The number $\omega$ is a root of the cubic $x^3-1$. But that is not irreducible. One factor is $x^2+x+1$, which $\omega$ is a root of.
The minimal polynomial of $\omega$ (be it over $\mathbb{Q}$ or $\mathbb{Q(2^{1/3})}$) has degree $2$, not $3$.
We know that
$$|\mathbb{Q}(2^{1/3},w):\mathbb{Q}(2^{1/3})| \leq |\mathbb{Q}(w):\mathbb{Q}| = 2.$$
So $|\mathbb{Q}(2^{1/3},w):\mathbb{Q}(2^{1/3})| \in \{1,2\}.$ But if $|\mathbb{Q}(2^{1/3},w):\mathbb{Q}(2^{1/3})| = 1$ then $w \in \mathbb{Q}(2^{1/3})$ which of course isn't true.
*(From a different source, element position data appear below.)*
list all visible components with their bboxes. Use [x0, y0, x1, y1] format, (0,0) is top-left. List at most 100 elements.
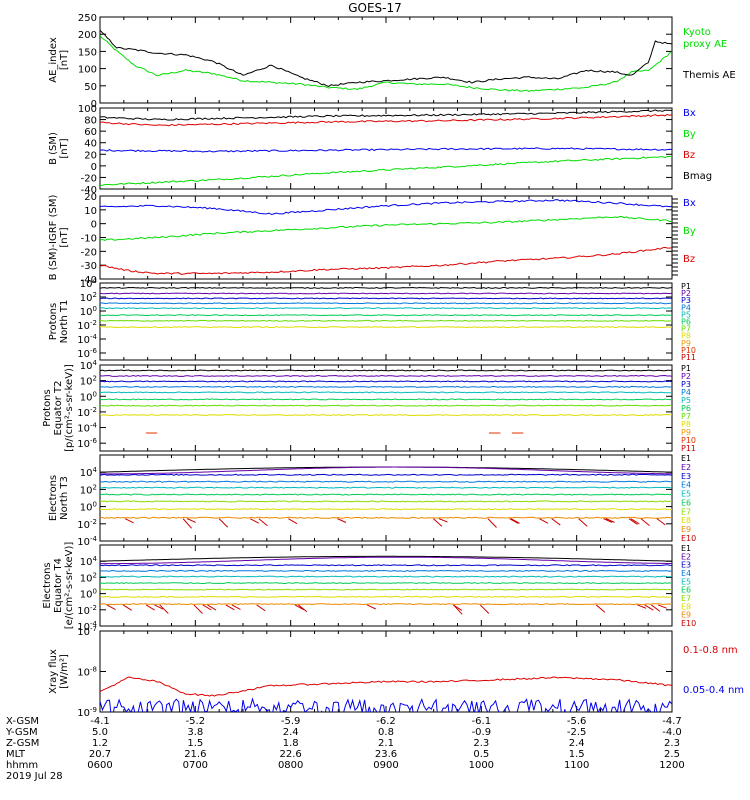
y-tick-label: 104	[80, 555, 98, 568]
y-tick-label: 100	[78, 104, 97, 115]
legend-entry: By	[683, 129, 696, 140]
channel-e7	[100, 500, 672, 503]
x-row-label: hhmm	[6, 760, 38, 771]
y-tick-label: 10-7	[77, 625, 97, 638]
x-row-label: Y-GSM	[5, 727, 38, 738]
x-tick-value: 2.5	[664, 749, 680, 760]
y-tick-label: 0	[91, 220, 97, 231]
legend-entry: Kyoto	[683, 27, 711, 38]
legend-entry: 0.1-0.8 nm	[683, 645, 738, 656]
channel-e3	[100, 473, 672, 476]
y-tick-label: 10-2	[77, 518, 97, 531]
x-tick-value: 23.6	[375, 749, 397, 760]
channel-label: E7	[681, 594, 691, 603]
channel-label: E4	[681, 569, 691, 578]
series-by	[100, 215, 672, 241]
x-tick-value: 1200	[659, 760, 684, 771]
y-tick-label: 60	[84, 127, 97, 138]
series-themis-ae	[100, 29, 672, 87]
y-tick-label: 20	[84, 192, 97, 203]
legend-entry: Bz	[683, 150, 695, 161]
y-tick-label: 102	[80, 571, 97, 584]
y-tick-label: 250	[78, 13, 97, 24]
channel-label: P6	[681, 404, 691, 413]
channel-label: P2	[681, 289, 691, 298]
x-tick-value: 0.8	[378, 727, 394, 738]
y-tick-label: 100	[78, 65, 97, 76]
channel-label: P5	[681, 396, 691, 405]
x-tick-value: 1.8	[283, 738, 299, 749]
figure-title: GOES-17	[348, 1, 402, 15]
panel-bigrf: -40 -30 -20 -10 0 10 20 B (SM)-IGRF (SM)[nT] Bx B…	[48, 192, 696, 286]
channel-label: E2	[681, 463, 691, 472]
channel-p7	[100, 404, 672, 407]
y-tick-label: -30	[81, 261, 97, 272]
channel-e3	[100, 564, 672, 567]
y-tick-label: 102	[80, 291, 97, 304]
channel-label: E9	[681, 525, 691, 534]
channel-label: E3	[681, 561, 691, 570]
y-tick-label: 102	[80, 483, 97, 496]
x-tick-value: 2.3	[473, 738, 489, 749]
channel-label: P8	[681, 332, 691, 341]
x-tick-value: 1.5	[187, 738, 203, 749]
x-row-label: X-GSM	[6, 716, 39, 727]
channel-label: E9	[681, 611, 691, 620]
x-tick-value: 2.4	[569, 738, 585, 749]
x-tick-value: 0800	[278, 760, 303, 771]
legend-entry: Bmag	[683, 171, 712, 182]
y-tick-label: -40	[81, 275, 97, 286]
channel-e8	[100, 595, 672, 598]
y-tick-label: 102	[80, 375, 97, 388]
channel-p5	[100, 307, 672, 310]
legend-entry: Themis AE	[682, 70, 736, 81]
channel-label: E1	[681, 544, 691, 553]
y-axis-label: AE_index[nT]	[48, 37, 70, 83]
y-axis-label: ElectronsNorth T3	[48, 475, 70, 521]
panel-frame	[99, 16, 673, 104]
y-tick-label: 20	[84, 150, 97, 161]
x-tick-value: -6.2	[376, 716, 396, 727]
channel-label: E7	[681, 507, 691, 516]
y-tick-label: 100	[80, 501, 97, 514]
channel-label: P3	[681, 296, 691, 305]
panel-frame	[99, 282, 673, 361]
series-bmag	[100, 109, 672, 121]
x-tick-value: 0900	[373, 760, 398, 771]
x-tick-value: 1000	[469, 760, 494, 771]
channel-label: E1	[681, 454, 691, 463]
x-tick-value: -5.9	[281, 716, 301, 727]
channel-e7	[100, 588, 672, 591]
channel-label: P3	[681, 380, 691, 389]
y-axis-label: Xray flux[W/m²]	[48, 649, 70, 694]
channel-e4	[100, 569, 672, 572]
channel-e2	[100, 556, 672, 565]
channel-label: P7	[681, 325, 691, 334]
y-tick-label: 10-6	[77, 437, 97, 450]
y-tick-label: -20	[81, 173, 97, 184]
legend-entry: 0.05-0.4 nm	[683, 685, 744, 696]
x-tick-value: -4.1	[90, 716, 110, 727]
y-tick-label: 10-4	[77, 535, 97, 548]
channel-label: E5	[681, 490, 691, 499]
y-tick-label: 10-2	[77, 604, 97, 617]
x-tick-value: 2.1	[378, 738, 394, 749]
channel-label: P10	[681, 436, 696, 445]
channel-p6	[100, 398, 672, 401]
series-0-1-0-8-nm	[100, 676, 672, 697]
legend-entry: Bz	[683, 254, 695, 265]
channel-p1	[100, 286, 672, 289]
x-tick-value: 3.8	[187, 727, 203, 738]
channel-label: P10	[681, 346, 696, 355]
panel-enorth: 104 102 100 10-2 10-4 ElectronsNorth T3 E1E2E3…	[48, 454, 696, 548]
series-bz	[100, 246, 672, 275]
channel-label: P9	[681, 339, 691, 348]
x-tick-value: 1.2	[92, 738, 108, 749]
Explicitly finding a minimal polynomial for $w$ over $\mathbb{Q}(2^{1/3})$ would be doable, but often this approach is relatively painful compared to the above approach. The idea is the use the inequality stated in the first line. (It holds since any polynomial over $\mathbb{Q}$ with $w$ has a root is also a polynomial over $\mathbb{Q}(2^{1/3})$ with $w$ as a root).